Più grave, e meno rimediabile, era il caso di Aloise. Stretto dai creditori, aveva già dovuto vendere due case, che gli fruttavano la sua modesta agiatezza. Ma quel sacrifizio non era bastato; c'erano fuori altre cambiali per una somma ragguardevole, e le aveva in mano il Collini. Ora, quelle cambiali erano false.

Com'era ciò avvenuto? Il nome di Aloise c'era scritto, accanto ad un altro rispettabile nome; ma quel nome, pur troppo, non era vergato di pugno del suo legittimo possessore. Questo aveva notato con aria di trionfo il Collini, e si capiva che egli, mostrandosi vittima innocente dell'inganno, non avrebbe tralasciato di metter la cosa in mano alla vindice giustizia, quando, all'avvicinarsi della scadenza, avesse riconosciuto che quelle cambiali odoravano di truffa. Intanto lo sapeva egli già, egli che aveva tesa la rete, e per mezzo de' suoi fidati trattovi dentro il mal cauto nemico. E intanto il nonno era già in chiaro d'ogni cosa; gli era stato accortamente dimostrato come Aloise facesse assegnamento sulla sua eredità, e come, mandato allegramente in malora il fatto suo, facesse a fidanza colla morte del nonno. E il vecchio Vitali era andato su tutte le furie; aveva fatto un testamento in cui diseredava il nipote, nominando suo vero ed universale erede il Gallegos.

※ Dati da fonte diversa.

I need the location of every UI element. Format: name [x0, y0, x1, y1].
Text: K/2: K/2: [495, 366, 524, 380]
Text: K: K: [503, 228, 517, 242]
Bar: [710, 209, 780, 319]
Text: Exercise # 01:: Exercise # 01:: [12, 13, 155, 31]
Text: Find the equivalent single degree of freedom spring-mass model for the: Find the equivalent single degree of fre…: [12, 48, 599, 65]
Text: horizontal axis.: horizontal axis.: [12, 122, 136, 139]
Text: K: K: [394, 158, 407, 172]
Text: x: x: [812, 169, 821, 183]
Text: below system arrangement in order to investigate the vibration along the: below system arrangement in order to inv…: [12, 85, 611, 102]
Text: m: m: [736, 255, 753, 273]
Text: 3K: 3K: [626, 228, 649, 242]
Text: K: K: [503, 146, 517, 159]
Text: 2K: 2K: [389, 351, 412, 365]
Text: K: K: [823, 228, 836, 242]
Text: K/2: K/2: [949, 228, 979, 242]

Quelle ultime notizie turbavano fortemente il duca di Feira. Per fortuna mancavano ancora parecchi giorni alla scadenza delle cambiali; egli era in tempo a scompigliar le fila della congiura. Ringraziò il Giuliani d'avergli palesato ogni cosa; lo ringraziò per fino de' suoi sospetti, perchè da essi era venuto il colloquio.

—A me la cura di tutto!—diss'egli.—Domani sarò di ritorno a Genova, dove la mia gente mi crede partito per un viaggio di venti giorni in Toscana. Mi conoscevate di veduta; saprete dove abito; domani a sera v'aspetto.—

Il Giuliani era fuori di sè per la contentezza, e poco mancò che non si mettesse a batter le palme, come un fanciullo per gioia improvvisa.

—Finalmente,—gridò,—ecco un uomo a cui cedere il comando di questa difficile impresa! Signor duca, io vi consegno il mio bastone di maresciallo.—

Così era finito quel dialogo, che pareva da principio promettere assai poco di buono. Il Giuliani se ne tornò a Genova, dove il colpo di mastro Pasquale ebbe, il giorno dopo, quell'esito che i lettori già sanno.

E adesso è noto altresì perchè il Giuliani fosse così contento de' fatti suoi, e parlasse del futuro con tanta sicurezza, mentre usciva col suo aiutante Michele dalla bottega del gobbo legnaiuolo.

XXIII.

I presentimenti della vigilia.

Quantunque a malincuore (e ce lo crederanno agevolmente i lettori che hanno avuta la pazienza di seguitarci fin qua), dobbiam pur salire una quinta volta all'ultimo piano del palazzo Vivaldi, nel quartierino di Bonaventura Gallegos.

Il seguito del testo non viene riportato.